A well-covered cob

I have mentioned before how I have enjoyed a book called Cobs Can! which celebrates the cob and gives excellent advice about training and riding cobs. In a recent edition of the magazine of the British Horse Society this book was given a favourable review. The reviewer added one caveat: he was disappointed that there was no advice on feeding and management of a type that puts on the pounds at the drop of a hat. This is clearly a reviewer who knows his cobs.

“You should be shot” were the less than complimentary words barked at me by the owner of the riding stables where my daughter has lessons. Daughter was having a lesson on Ben who did look rather large and I felt like hanging my head in shame. What can I do? On the track he has a slice of hay to last him all day (although when he is finished his he probably takes over Rosie’s).
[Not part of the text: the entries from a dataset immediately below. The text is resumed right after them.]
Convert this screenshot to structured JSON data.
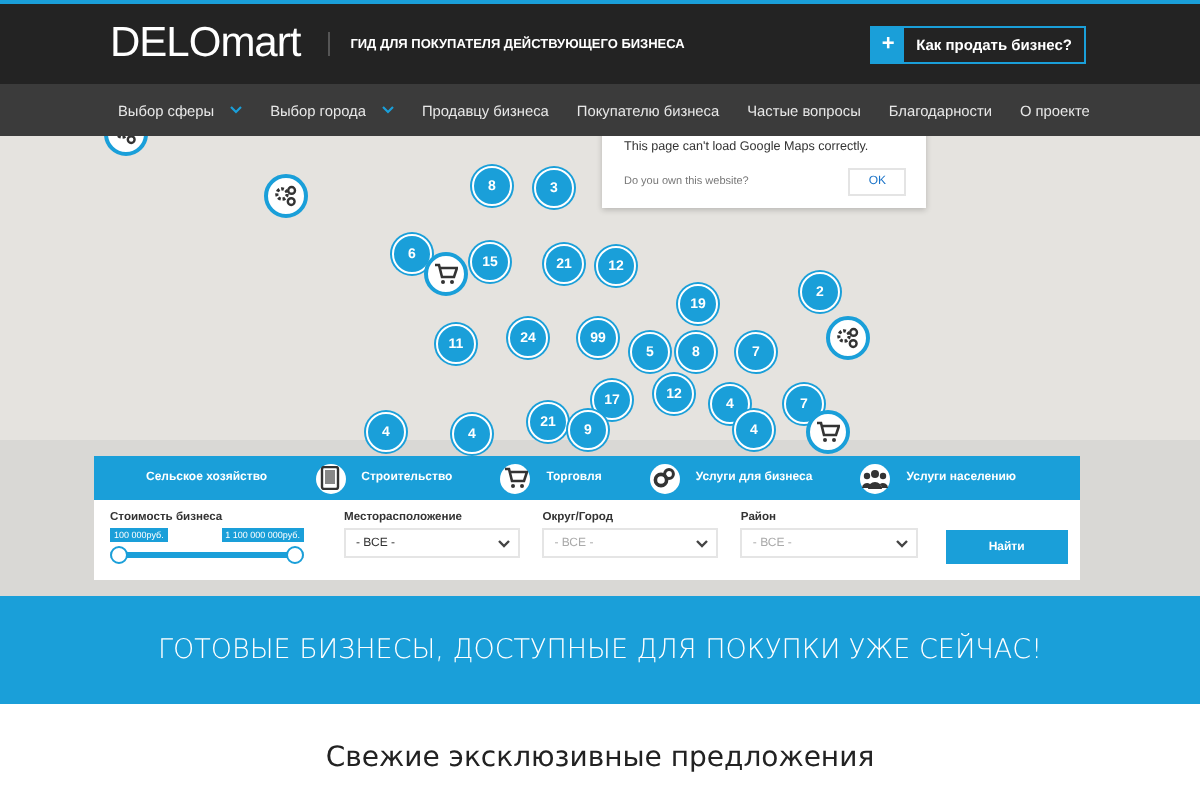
{
  "header": {
    "logo": "DELO**mart**",
    "tagline": "ГИД ДЛЯ ПОКУПАТЕЛЯ ДЕЙСТВУЮЩЕГО БИЗНЕСА",
    "sell_button": {
      "icon": "+",
      "label": "Как продать бизнес?"
    }
  },
  "nav": [
    {
      "label": "Выбор сферы",
      "dropdown": true
    },
    {
      "label": "Выбор города",
      "dropdown": true
    },
    {
      "label": "Продавцу бизнеса",
      "dropdown": false
    },
    {
      "label": "Покупателю бизнеса",
      "dropdown": false
    },
    {
      "label": "Частые вопросы",
      "dropdown": false
    },
    {
      "label": "Благодарности",
      "dropdown": false
    },
    {
      "label": "О проекте",
      "dropdown": false
    }
  ],
  "map": {
    "error_popup": {
      "message": "This page can't load Google Maps correctly.",
      "question": "Do you own this website?",
      "button": "OK"
    },
    "markers": [
      {
        "kind": "gear"
      },
      {
        "kind": "gear"
      },
      {
        "kind": "count",
        "label": "8"
      },
      {
        "kind": "count",
        "label": "3"
      },
      {
        "kind": "count",
        "label": "6"
      },
      {
        "kind": "cart"
      },
      {
        "kind": "count",
        "label": "15"
      },
      {
        "kind": "count",
        "label": "21"
      },
      {
        "kind": "count",
        "label": "12"
      },
      {
        "kind": "count",
        "label": "19"
      },
      {
        "kind": "count",
        "label": "2"
      },
      {
        "kind": "gear"
      },
      {
        "kind": "count",
        "label": "11"
      },
      {
        "kind": "count",
        "label": "24"
      },
      {
        "kind": "count",
        "label": "99"
      },
      {
        "kind": "count",
        "label": "5"
      },
      {
        "kind": "count",
        "label": "8"
      },
      {
        "kind": "count",
        "label": "7"
      },
      {
        "kind": "count",
        "label": "17"
      },
      {
        "kind": "count",
        "label": "12"
      },
      {
        "kind": "count",
        "label": "4"
      },
      {
        "kind": "count",
        "label": "7"
      },
      {
        "kind": "count",
        "label": "21"
      },
      {
        "kind": "count",
        "label": "4"
      },
      {
        "kind": "count",
        "label": "4"
      },
      {
        "kind": "count",
        "label": "9"
      },
      {
        "kind": "count",
        "label": "4"
      },
      {
        "kind": "cart"
      }
    ]
  },
  "search": {
    "categories": [
      {
        "label": "Сельское хозяйство",
        "kind": "plain"
      },
      {
        "label": "Строительство",
        "kind": "tablet"
      },
      {
        "label": "Торговля",
        "kind": "cart"
      },
      {
        "label": "Услуги для бизнеса",
        "kind": "gears"
      },
      {
        "label": "Услуги населению",
        "kind": "people"
      }
    ],
    "price": {
      "label": "Стоимость бизнеса",
      "min": "100 000руб.",
      "max": "1 100 000 000руб.",
      "level": 1
    },
    "selects": [
      {
        "label": "Месторасположение",
        "value": "- ВСЕ -",
        "disabled": false
      },
      {
        "label": "Округ/Город",
        "value": "- ВСЕ -",
        "disabled": true
      },
      {
        "label": "Район",
        "value": "- ВСЕ -",
        "disabled": true
      }
    ],
    "button": "Найти"
  },
  "banner": "ГОТОВЫЕ БИЗНЕСЫ, ДОСТУПНЫЕ ДЛЯ ПОКУПКИ УЖЕ СЕЙЧАС!",
  "section_title": "Свежие эксклюзивные предложения"
}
He is let in to well-grazed grass at night. In his feed bucket is a small amount of light chaff, a low calorie balancer and some herbal supplements. I am giving Rosie more.

I have a friend who has cobs and one is rather like Ben in type. She copes with the weight issue by stabling him for much of the day with a small haynet. She does say that he is “bored”. Thankfully I can keep Ben out on the track which he does move around, but as he obviously needs more work he is getting it. We both are.

I have joined a gym as, with my daughter in secondary school, I have an early start with time to spare having dropped her to the bus. So I work out on the treadmill. I have devised a treadmill for Ben too. The roads are quite flat around here, but the lane behind our house is quiet and has a thick strip of grass in the centre and climbs up hill. I canter Ben up this hill and it is amazing just how much this wakes him up. After that we trot, sometimes past our back gate and round to the lane again, and sometimes on a longer circuit. He looks forward to his next canter stretch and, star that he is, is more than happy to pass our back gate and go round once again.

He really is a star, for the cantering brings the young horses in the fields behind the lane to the front to investigate and he trots past, his back beautifully elevated, showing himself off but staying focussed on me.



Filed under books, ground work, hoof care, sketches, tack

6 responses to “A well-covered cob

  1. June

    Gosh, he is thrifty, isn’t he? At least he’s not eating you out of house and home!

    I love the image of Ben showing off to the young horses.

    • June, I do feed a very good (and expensive) balancer, but otherwise he is definitely an easy keeper. The thing is, last winter he emerged fatter, if possible than he went in. I fed hay ad lib – in the big, supposedly slow feeder, haynets so that they could keep warm during the very cold weather. The theory is that is those nets are filled with hay at all times, a horse starts to relax about eating and regulates his own feeding. Ben has clearly not read that part.

      • Neither have my Icelandics (they probably just can’t read ;-))! I certainly cannot provide my horses with hay 24/7, not even in their slowfeeders. If I would, I’m sure I could ‘roll’ them! They just keep eating until they burst…

  2. I have a pony and a donkey who require careful monitoring – one thing that has made a huge difference is getting the calcium/phosphorus/magnesium ratios balanced (as well as copper, zinc, and iron). Between the balancing and making sure they get exercise, none have had to wear grazing muzzles the past two years. Fall is the worst time for them here. The pony esp. seems to get singularly focused on packing on the pounds, as if he might need to stock up for winter!

    My understanding based on the Eleanor Kellon classes is that we have to find the balance where they are not getting too much sugar or too many calories – but ARE getting the right amount of calories and nutrition – feeding less and less can actually send them into IR – the body’s way of dealing with starvation. (I hope I’m explaining this correctly – but if you ever have a chance to take her classes, I know there’s a large UK contingent who have sourced minerals, etc. and are dealing with the issues specific to that area of the world, i.e. types of grass, the seasons, etc.)

    I can see Ben doing his “show” – isn’t it nice that he shows off while staying attuned to you? I love it!

    • Billie, you have mentioned Eleanor Kellon before and I will definitely look her up. What you say makes a lot of sense, although Ben’s cob type is both very popular here and very well known for piling on the pounds.

      I take it as a real compliment to how far Ben and my relationship has come that he stays attuned to me whilst showing off to the youngsters.

  3. Marja, your icelandics and Ben must have a lot in common.